Vers une hiérarchie raisonnée : la fiscalité comme prolongement des droits spéciaux

De la méthode à la norme

Ce qui n’était au départ qu’une méthode d’analyse devient un principe structurant.

La connexité entre droit fiscal et droit spécial doit être reconnue comme une exigence de sécurité juridique.

Elle protège :

• le contribuable, en garantissant la prévisibilité de la charge fiscale ;

• l’administration, en assurant la cohérence des assiettes ;

• et le droit lui-même, en évitant que le fisc ne s’isole dans une logique purement comptable.

Dans le cas du PER, cette connexité a des effets concrets :

• elle fonde la distinction entre PER assurance (non rachetable/rachetable) et PER compte-titres (rachetable) ;

• elle justifie la fiscalité dérogatoire des capitaux décès ;

• elle clarifie la nature juridique du PER dans les régimes matrimoniaux : bien propre dès lors que l’épargne est attachée à la personne du titulaire.

Autant de domaines où la fiscalité ne peut se comprendre qu’à la lumière du droit civil et assurantiel.

Le fiscaliste, juriste des connexions

La spécialisation croissante du droit patrimonial rend cette approche incontournable.

Le fiscaliste d’aujourd’hui n’est plus un technicien du barème, mais un juriste transversal, capable de naviguer entre le CGI, le Code des assurances et le Code civil.

Il ne s’agit plus de raisonner “contre” le droit, mais “avec” lui.

Dans cette perspective, l’autonomie du droit fiscal apparaît pour ce qu’elle est : une autonomie apparente.

Son efficacité repose sur la solidarité fonctionnelle des autres droits et nous, comme l’administration fiscale, devons en tenir compte, que ce soit, pour notre part, dans notre approche praticienne, ou par l’administration fiscale, dans ses prochaines réponses.

Je ne saurai, si ce n’est concevoir, admettre une réponse autonome du droit fiscal sans tenir compte du principe de connexité des droits, à une question pourtant simple de savoir si, oui ou non, un PER assurance en phase d’épargne, peut redevenir non rachetable passé le délai de 2 années à compter de l’évènement ayant donné naissance à son rachat (accident de la vie, achat d’une résidence principale), permettant alors de sortir de l’assiette taxable IFI, les supports immobiliers sous-jacents détenus via le PER assurance (Voir pour plus de précision: article AUREP: PER et IFI – Novembre 2025 –Benoît BERCHEBRU).

Car dans le cas inverse, l’administration se fondant sur l’autonomie du droit fiscal, pourrait retenir que le PERin assurance est bien rachetable à tout moment, donc soumis à l’IFI à vita viternam, pour la quote part des supports immobiliers, dès la survenance du seul droit de rachat par anticipation, alors que le droit des assurances interdirait de racheter le PER par anticipation durant la phase d’épargne au-delà de la deuxième année ayant donnée naissance à ce droit.
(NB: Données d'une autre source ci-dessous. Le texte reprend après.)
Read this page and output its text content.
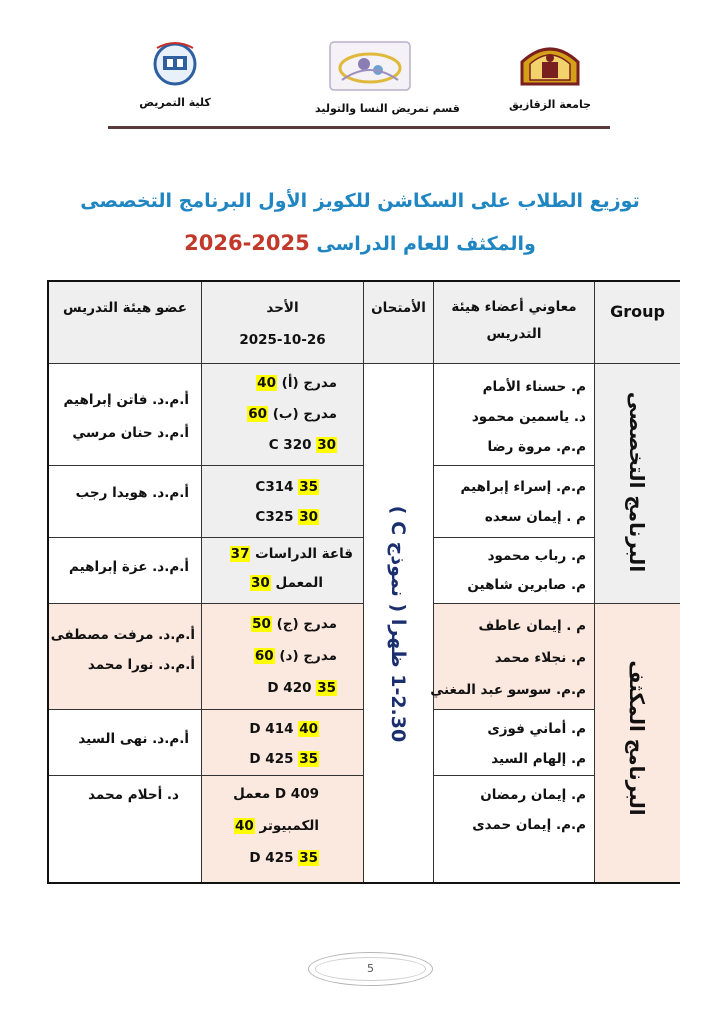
جامعة الزقازيق
قسم تمريض النسا والتوليد
كلية التمريض
توزيع الطلاب على السكاشن للكويز الأول البرنامج التخصصى
والمكثف للعام الدراسى 2025-2026
Group
معاوني أعضاء هيئة التدريس
الأمتحان
الأحد
2025-10-26
عضو هيئة التدريس
البرنامج التخصصى
البرنامج المكثف
1-2.30 ظهرا ( نموذج C )
م. حسناء الأمام
د. ياسمين محمود
م.م. مروة رضا
مدرج (أ) 40
مدرج (ب) 60
C 320 30
أ.م.د. فاتن إبراهيم
أ.م.د حنان مرسي
م.م. إسراء إبراهيم
م . إيمان سعده
C314 35
C325 30
أ.م.د. هويدا رجب
م. رباب محمود
م. صابرين شاهين
قاعة الدراسات 37
المعمل 30
أ.م.د. عزة إبراهيم
م . إيمان عاطف
م. نجلاء محمد
م.م. سوسو عبد المغني
مدرج (ج) 50
مدرج (د) 60
D 420 35
أ.م.د. مرفت مصطفى
أ.م.د. نورا محمد
م. أماني فوزى
م. إلهام السيد
D 414 40
D 425 35
أ.م.د. نهى السيد
م. إيمان رمضان
م.م. إيمان حمدى
D 409 معمل
الكمبيوتر 40
D 425 35
د. أحلام محمد
5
Une situation qui serait

alors très cocasse, l’administration pouvant retenir que le contrat est rachetable, alors qu’il ne serait plus possible de le racheter réellement !

Conclusion

L’autonomie du droit fiscal a longtemps été perçue comme une conquête.

Mais à mesure que les produits patrimoniaux deviennent hybrides – à la fois civils, financiers et assurantiels – cette autonomie se transforme en fragilité.

Le Plan d’Épargne Retraite en est la meilleure démonstration :

• il oblige à reconnaître la primauté du droit des assurances pour définir la nature des droits ;

• il impose de relier la fiscalité au fait générateur juridique réel ;

• il consacre, en pratique, un principe de connexité entre les droits spéciaux et le droit fiscal.

Ainsi, loin d’être un reniement, la connexité est l’achèvement de la maturité fiscale.

Elle permet au droit fiscal de rester fidèle à sa vocation première — traduire juridiquement, et non contredire, la réalité des droits.

Avis de l’auteur

La connexité devient un principe structurant, garant de cohérence et de sécurité juridique. La fiscalité suit le droit, et non l’inverse. Le droit fiscal ne doit pas ignorer le droit, mais en être l’expression comptable.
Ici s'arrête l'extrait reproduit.